Since my first gay experience was with my best friend in high school, I have always been relationship oriented. And since the stereotypical “gay scene” of my 20s just didn’t appeal to me at all, and my best friend died in our early 30s, I followed another path, the expected way of heteronormative life for decades, until I found myself looking at myself (and a world wide pandemic) with dismay. Is this it? In the middle of all this, I recognized and I understood who I was, and who I am. Don’t know the precise direction my life will move forward, but I am secure in my orientation, I have no doubt. I have met several like minded guys who have helped me along my way. Not as hookups, but as friends. It’s important that you have those kind of connections, not only for yourself, but also for the other guys with whom you come to know. One of my friends recently died. Another reminder (like my high school best friend) just how important relationship is. Best wishes!
@eron I think this is something many of us experience to some level. In my case, I am a bisexual who is married to a woman and out to her. I do have intimacy with men according to an agreement with my wife. But, I will NOT be involved with another married man who is not out to his wife with a similar arrangement. Even if I was OK with the cheating aspect (which I am not) I don't see myself going into someone else's closet. While I don't advertise my relationships with other men, I don't expect them to lie about it or hide out. That's a lot to ask and you are not being selfish for staying away from situations where you cannot express who you are. I wish you luck in finding the sort of relationship you desire and need!
I think it's a great idea to find a man who is also secure about his sexuality. I think it would help keep the relationship stable in the long run. Not everyone who is gay, bi, etc. feels that way and I wish more people did, but of course that's not for me to push my feelings onto others.

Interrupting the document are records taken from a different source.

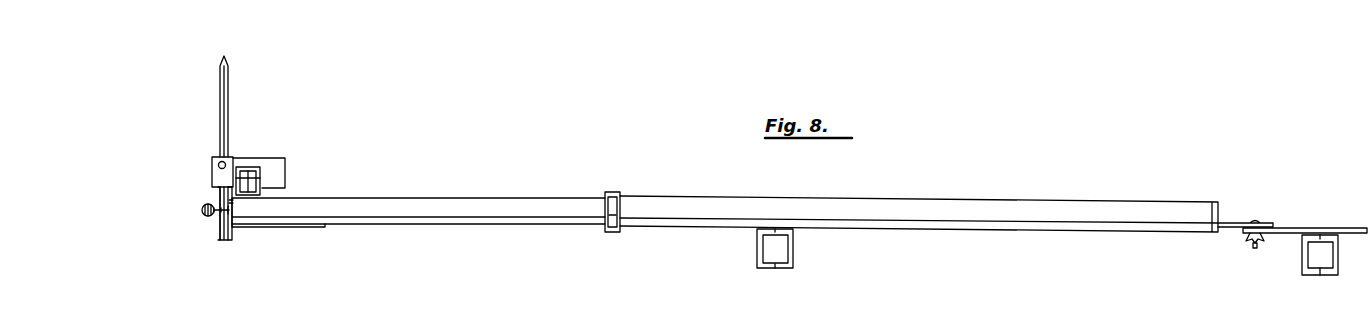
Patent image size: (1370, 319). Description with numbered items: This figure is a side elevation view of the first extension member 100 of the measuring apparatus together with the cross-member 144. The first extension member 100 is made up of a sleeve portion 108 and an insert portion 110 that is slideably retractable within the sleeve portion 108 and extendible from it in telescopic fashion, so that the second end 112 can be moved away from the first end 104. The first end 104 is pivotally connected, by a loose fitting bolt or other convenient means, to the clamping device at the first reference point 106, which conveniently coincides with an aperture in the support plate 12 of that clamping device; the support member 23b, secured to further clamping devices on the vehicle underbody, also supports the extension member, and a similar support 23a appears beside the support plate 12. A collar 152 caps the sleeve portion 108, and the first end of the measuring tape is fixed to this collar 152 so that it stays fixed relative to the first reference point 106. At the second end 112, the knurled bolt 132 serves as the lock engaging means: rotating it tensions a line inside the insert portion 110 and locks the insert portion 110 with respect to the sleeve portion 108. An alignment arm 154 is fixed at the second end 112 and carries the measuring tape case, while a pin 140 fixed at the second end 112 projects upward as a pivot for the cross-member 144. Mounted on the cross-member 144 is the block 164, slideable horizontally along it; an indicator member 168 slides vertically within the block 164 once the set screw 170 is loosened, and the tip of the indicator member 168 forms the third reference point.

The support plate 12 is at (1326, 228).
The clamp block 23a is at (1300, 265).
The support member 23b is at (794, 250).
The first extension member 100 is at (655, 181).
The first end 104 is at (1240, 223).
The first reference point 106 is at (1250, 243).
The sleeve portion 108 is at (907, 201).
The insert portion 110 is at (475, 198).
The second end 112 is at (229, 238).
The knurled bolt 132 is at (203, 205).
The pin 140 is at (258, 167).
The cross-member 144 is at (261, 177).
The collar 152 is at (612, 192).
The alignment arm 154 is at (288, 228).
The block 164 is at (276, 165).
The indicator member 168 is at (229, 92).
The set screw 170 is at (212, 165).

Secure internally is different from externally and that's important too. Are you out to anyone yet? What if you met a guy who was sexually secure and out to everyone - would you be comfortable living that way? I think a lot of us secretly hope we get into a relationship that forces us to come out.
Gay men who are sexually secure are hot. I love being with a man who is out and wants people to know we are a couple when it is appropriate. It is so nice to be introduced as his boyfriend or when he holds your hand in a safe public place. The feeling for me is so natural that at that moment I don’t care who sees me as gay. If fact I almost hope to run into people I know. Straight women are attracted to guys for a good reason. Men are sexy and there should be nothing wrong with admitting you like dick. I love dick. I’m not fully out of the closet but have no desire to go back in. The kisses and cuddling and talk of how much fun the very gay stuff we just did after sex is very hard to not want. Knowing your man is at least as gay as you is a wonderful feeling. Every time I’m with a man makes me more secure that I am gay. I feel like I’m just getting gayer and gayer and happier every time I get to express that I love men.
Couldn’t agree more gay men that are sexually sure, open and proud are super hot. That they are so comfortable in their homosexuality and don’t care who knows it is a pure turn on. I remember the first time another man referred to me as his boyfriend, it was such an emotional high after so many years of faking straight. I wanted to live in that moment of finally be identified as gay. Shortly after that experience I started to come out to everyone. While at first I wanted to hide the fact that I preferred men, it soon evolved to wanting to seen as exclusively gay.